Vertical distributions and diurnal variations of high‐molecular‐weight dissolved arsenic in the oligotrophic ocean

Arsenic (As) has long been recognized as an environmental toxicant. Its biogeochemical cycling in the ocean is often linked to that of phosphorus (P), whose dynamics may affect the efficiency of the marine carbon pump as it relates to CO 2 absorption from the atmosphere. The chemical behavior of inorganic arsenate is similar to that of phosphate, and it is also taken up by phytoplankton or bacterioplankton in parallel with phosphate. This absorbed As is then metabolized into arsenite or methylated As and expelled through detoxification processes. However, in surface waters of the oligotrophic ocean where dissolved P is predominantly in organic forms, the regeneration and recycling processes of As remain unclear. Here, we demonstrate the first depth profiles of high‐molecular‐weight (HMW, 1 kDa‐0.4 μ m) As and dissolved organic phosphorus (DOP) in oligotrophic waters and their short‐term variations in the euphotic zone. HMW‐As constituted 21% ± 8% of dissolved As, whereas the high‐molecular‐weight dissolved organic phosphorus (HMW‐DOP) decreased from 74% of the total DOP at the surface to 35% at a 200 m depth.

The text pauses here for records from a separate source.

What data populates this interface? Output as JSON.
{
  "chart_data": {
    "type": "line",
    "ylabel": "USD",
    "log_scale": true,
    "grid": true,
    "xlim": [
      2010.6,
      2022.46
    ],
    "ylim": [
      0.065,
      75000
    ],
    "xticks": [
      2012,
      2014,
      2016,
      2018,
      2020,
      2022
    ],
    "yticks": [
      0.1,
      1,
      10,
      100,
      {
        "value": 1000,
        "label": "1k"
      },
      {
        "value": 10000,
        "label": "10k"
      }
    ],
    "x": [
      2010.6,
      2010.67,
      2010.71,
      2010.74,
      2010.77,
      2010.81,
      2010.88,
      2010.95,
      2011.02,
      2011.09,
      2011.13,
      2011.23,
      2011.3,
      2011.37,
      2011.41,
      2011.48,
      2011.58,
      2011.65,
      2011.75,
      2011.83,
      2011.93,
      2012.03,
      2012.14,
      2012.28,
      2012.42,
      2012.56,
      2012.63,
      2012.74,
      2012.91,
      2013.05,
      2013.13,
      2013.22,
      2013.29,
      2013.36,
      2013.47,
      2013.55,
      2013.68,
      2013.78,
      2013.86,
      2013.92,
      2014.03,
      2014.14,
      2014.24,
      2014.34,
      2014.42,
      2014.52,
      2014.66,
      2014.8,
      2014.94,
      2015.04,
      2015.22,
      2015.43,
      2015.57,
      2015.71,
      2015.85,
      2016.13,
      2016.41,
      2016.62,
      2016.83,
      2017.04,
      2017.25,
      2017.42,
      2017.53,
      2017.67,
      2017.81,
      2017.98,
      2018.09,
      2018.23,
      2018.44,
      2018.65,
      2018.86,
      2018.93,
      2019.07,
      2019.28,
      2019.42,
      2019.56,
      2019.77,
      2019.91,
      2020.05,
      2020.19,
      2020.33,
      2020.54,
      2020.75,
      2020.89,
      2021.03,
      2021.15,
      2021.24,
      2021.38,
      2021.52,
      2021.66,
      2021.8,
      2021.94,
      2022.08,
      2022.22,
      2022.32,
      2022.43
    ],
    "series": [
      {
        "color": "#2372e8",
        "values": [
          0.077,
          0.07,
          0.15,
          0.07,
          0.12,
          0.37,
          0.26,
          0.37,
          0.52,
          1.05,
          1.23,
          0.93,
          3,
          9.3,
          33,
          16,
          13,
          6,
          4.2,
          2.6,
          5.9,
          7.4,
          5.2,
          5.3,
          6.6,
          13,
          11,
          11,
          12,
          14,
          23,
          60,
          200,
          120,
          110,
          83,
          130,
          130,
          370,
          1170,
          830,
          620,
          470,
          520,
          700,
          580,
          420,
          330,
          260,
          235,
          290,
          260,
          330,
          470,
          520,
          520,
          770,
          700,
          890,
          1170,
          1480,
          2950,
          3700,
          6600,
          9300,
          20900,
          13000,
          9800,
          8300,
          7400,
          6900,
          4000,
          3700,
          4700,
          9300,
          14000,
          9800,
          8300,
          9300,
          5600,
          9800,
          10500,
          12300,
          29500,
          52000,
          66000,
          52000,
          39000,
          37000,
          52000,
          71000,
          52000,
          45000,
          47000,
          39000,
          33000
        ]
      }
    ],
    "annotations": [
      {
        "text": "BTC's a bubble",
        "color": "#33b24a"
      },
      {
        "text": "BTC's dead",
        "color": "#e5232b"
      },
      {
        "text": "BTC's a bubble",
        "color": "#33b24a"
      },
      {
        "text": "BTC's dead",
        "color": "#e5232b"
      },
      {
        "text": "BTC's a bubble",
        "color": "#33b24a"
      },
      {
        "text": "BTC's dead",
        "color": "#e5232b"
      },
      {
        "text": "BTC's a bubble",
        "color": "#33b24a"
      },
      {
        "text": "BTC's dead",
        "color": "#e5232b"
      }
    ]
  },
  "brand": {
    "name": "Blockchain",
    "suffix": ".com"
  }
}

Concurrent variations of HMW‐As and HMW‐DOP in the upper euphotic zone were identified for the first time. This also provides new evidence from direct observation supporting the size‐reactivity continuum model. These temporal changes may result from light‐driven enhancement of photoheterotrophy. Overall, our results highlight the contribution of microbes to the production and assimilation of HMW materials and signify their importance in marine As and P cycles.